Negoziato nel 2018, i termini dell’accordo non sono mai stati resi pubblici. Fondamentalmente dà a Pechino voce in capitolo nella nomina dei vescovi cattolici, anche se in realtà sono stati nominati pochi vescovi: trentasei delle novantotto diocesi in Cina non hanno un vescovo. Il principale contributo è quello di aver zittito le critiche vaticane sulla violazione dei diritti umani, come la persecuzione delle minoranze religiose (vedi i musulmani nello Xinjiang), o sul processo politico al cardinale Joseph Zen a Hong Kong.

Tutto questo avviene mentre la Repubblica Popolare ricorda a Santa Madre Chiesa che i funzionari ecclesiastici presenti in Cina devono servire gli interessi di un regime ateo.

Secondo l’articolo del Wsj si tratta di un ritorno alla fallimentare Ostpolitik vaticana degli anni Sessanta e Settanta, quando Roma rimase in silenzio di fronte agli abusi dell’Unione Sovietica e dei suoi satelliti dell’Europa Orientale.

“Il Segretario di Stato Vaticano, cardinale Pietro Parolin, sostiene che bisogna presumere che Pechino sia in buona fede”. Le parole dell’uomo più potente dopo il Papa suonano abbastanza ironiche, “considerando che la Cina non ha fatto nulla per meritare questa presunzione”.

Nella storia del papato l’episodio probabilmente più interessante, da un punto di vista politico, è stata l’elezione di un Papa originario della Polonia, oltre la cortina di ferro.
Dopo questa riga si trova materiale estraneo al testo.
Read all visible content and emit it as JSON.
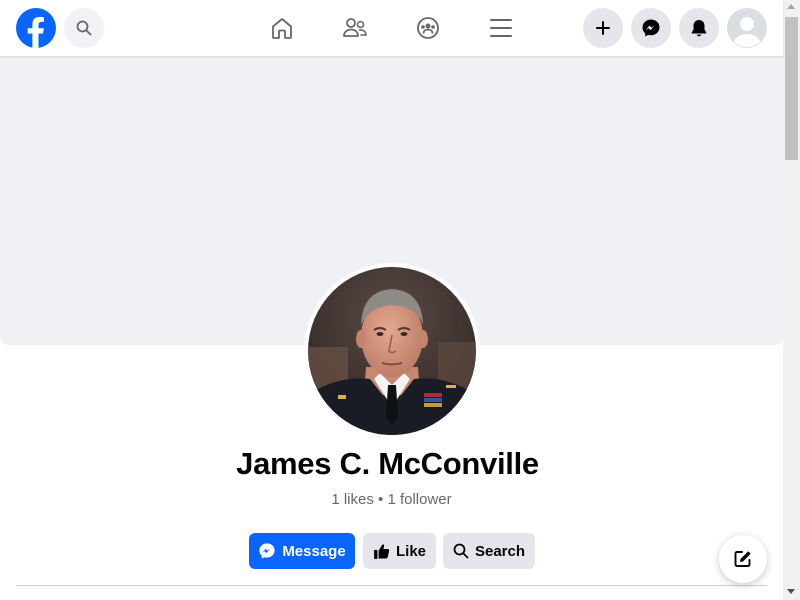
{
  "profile": {
    "name": "James C. McConville",
    "stats": "1 likes • 1 follower"
  },
  "actions": {
    "message_label": "Message",
    "like_label": "Like",
    "search_label": "Search"
  },
  "icons": {
    "logo": "facebook-logo",
    "search": "search-icon",
    "home": "home-icon",
    "friends": "friends-icon",
    "groups": "groups-icon",
    "menu": "menu-icon",
    "create": "plus-icon",
    "messenger": "messenger-icon",
    "notifications": "bell-icon",
    "account": "avatar-icon",
    "compose": "compose-icon"
  },
  "colors": {
    "brand": "#0866ff",
    "button_gray": "#e4e6eb",
    "cover": "#f0f1f5",
    "secondary_text": "#65676b"
  }
}
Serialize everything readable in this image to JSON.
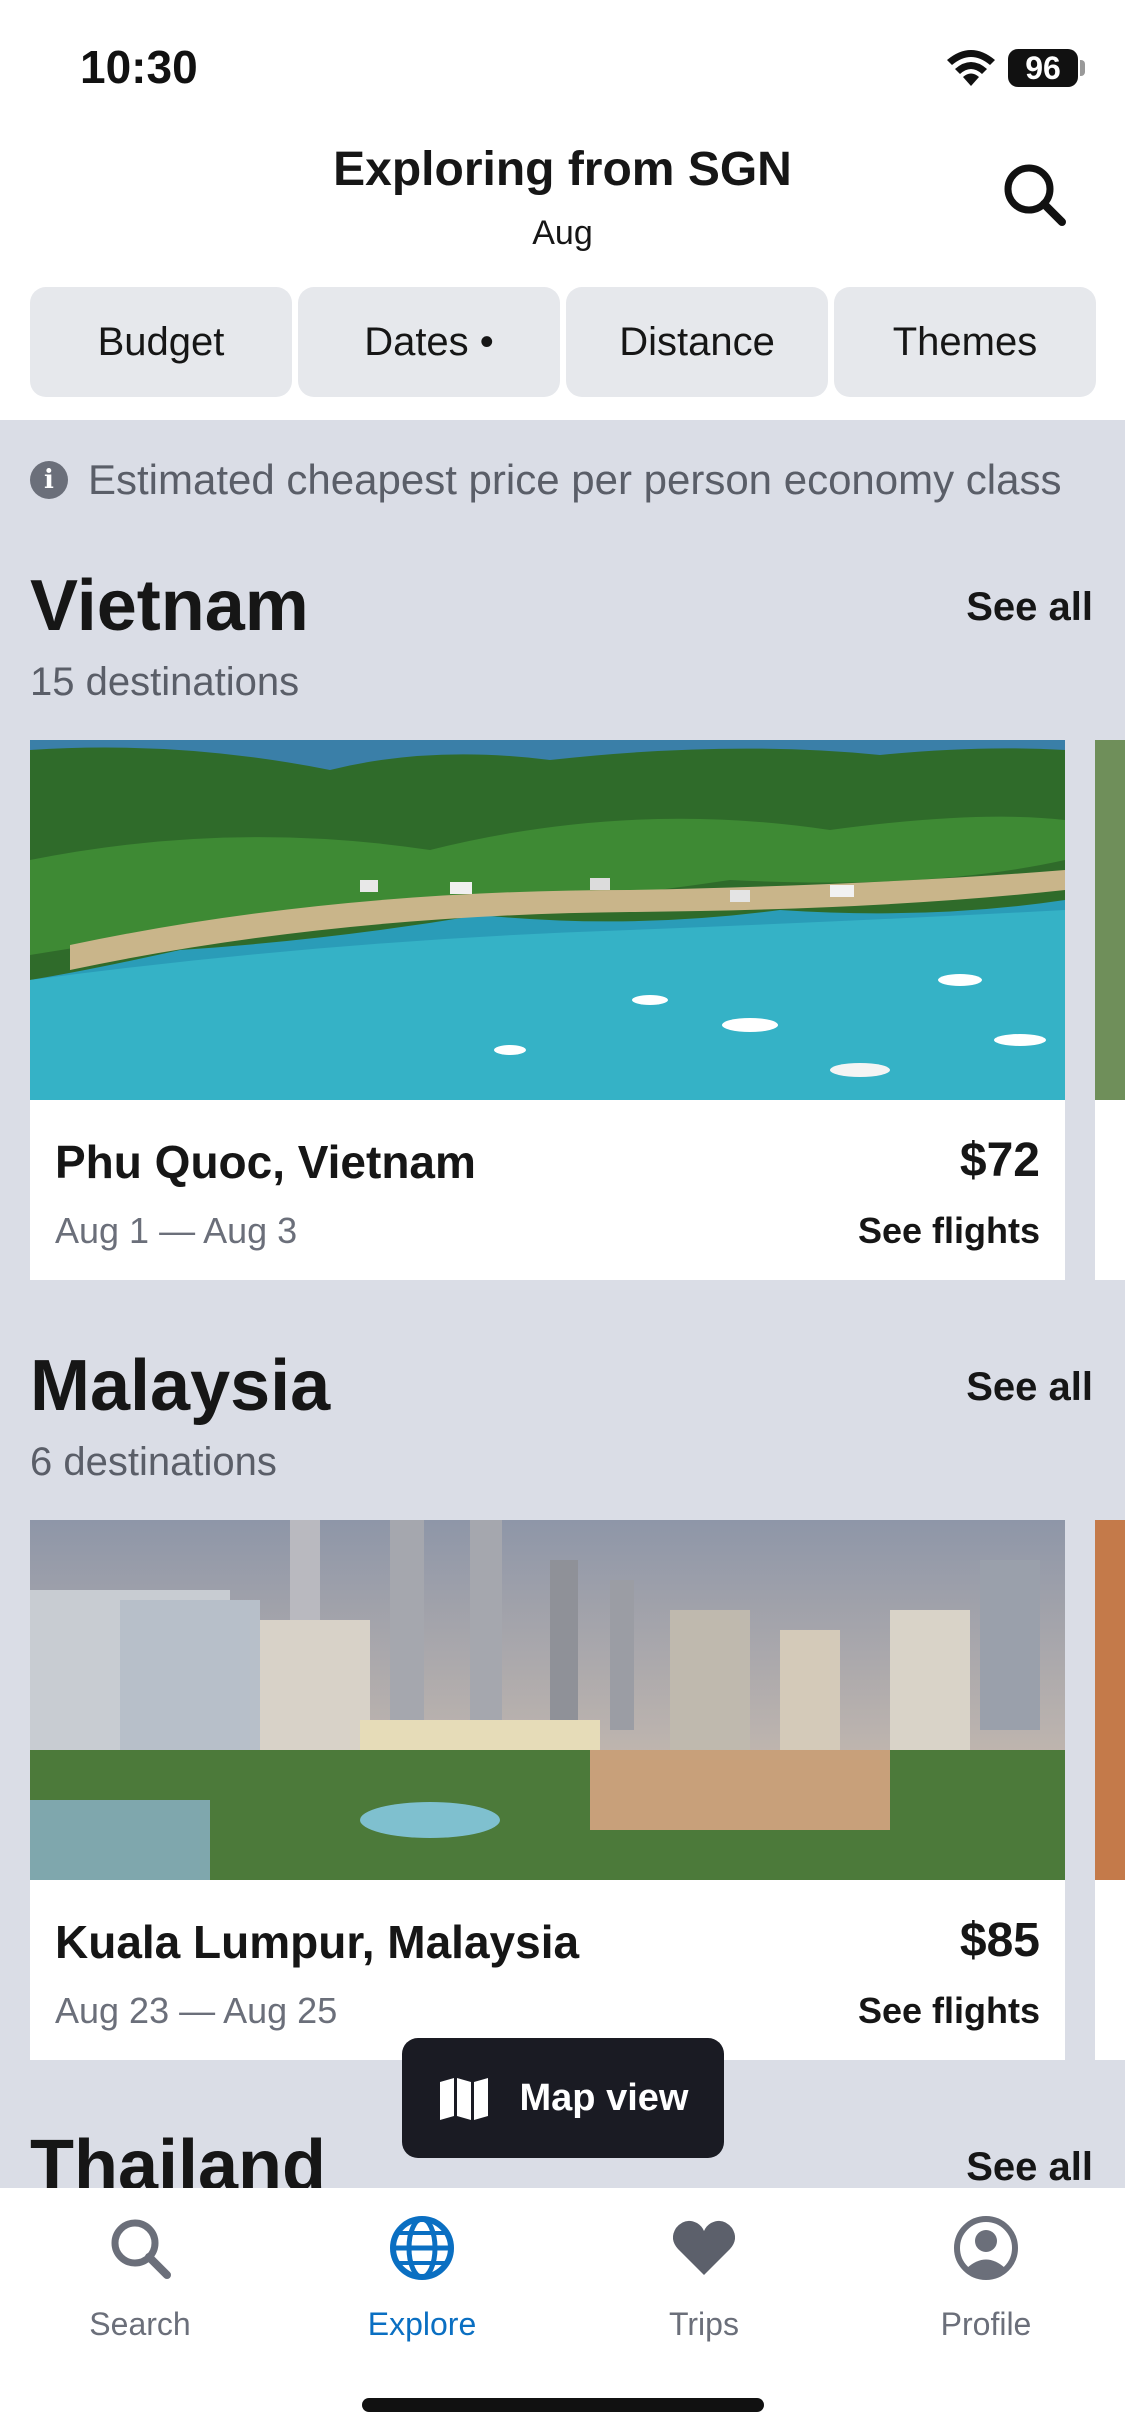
{
  "status_bar": {
    "time": "10:30",
    "battery": "96"
  },
  "header": {
    "title": "Exploring from SGN",
    "subtitle": "Aug",
    "search_icon": "search-icon"
  },
  "filters": [
    {
      "label": "Budget"
    },
    {
      "label": "Dates •"
    },
    {
      "label": "Distance"
    },
    {
      "label": "Themes"
    }
  ],
  "info_note": "Estimated cheapest price per person economy class",
  "sections": [
    {
      "title": "Vietnam",
      "subtitle": "15 destinations",
      "see_all": "See all",
      "card": {
        "name": "Phu Quoc, Vietnam",
        "dates": "Aug 1 — Aug 3",
        "price": "$72",
        "action": "See flights"
      }
    },
    {
      "title": "Malaysia",
      "subtitle": "6 destinations",
      "see_all": "See all",
      "card": {
        "name": "Kuala Lumpur, Malaysia",
        "dates": "Aug 23 — Aug 25",
        "price": "$85",
        "action": "See flights"
      }
    },
    {
      "title": "Thailand",
      "see_all": "See all"
    }
  ],
  "map_button": {
    "label": "Map view",
    "icon": "map-icon"
  },
  "tabs": [
    {
      "label": "Search",
      "icon": "search-icon"
    },
    {
      "label": "Explore",
      "icon": "globe-icon",
      "active": true
    },
    {
      "label": "Trips",
      "icon": "heart-icon"
    },
    {
      "label": "Profile",
      "icon": "profile-icon"
    }
  ],
  "colors": {
    "accent": "#0a6fc2",
    "background": "#dadde6",
    "chip": "#e6e8ec",
    "dark": "#1a1b23"
  }
}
Il pontificato di Giovanni Paolo II, concentrato sull’attenzione per i dimenticati e i perseguitati, girava intorno alle parole “non abbiate paura”.

Secondo il quotidiano di New York, il motto attuale del Vaticano sarebbe “abbiate paura”, considerando il silenzio di Papa Francesco.

Il Vaticano rinnova l'accordo con il Partito Comunista Cinese. Ma sugli abusi...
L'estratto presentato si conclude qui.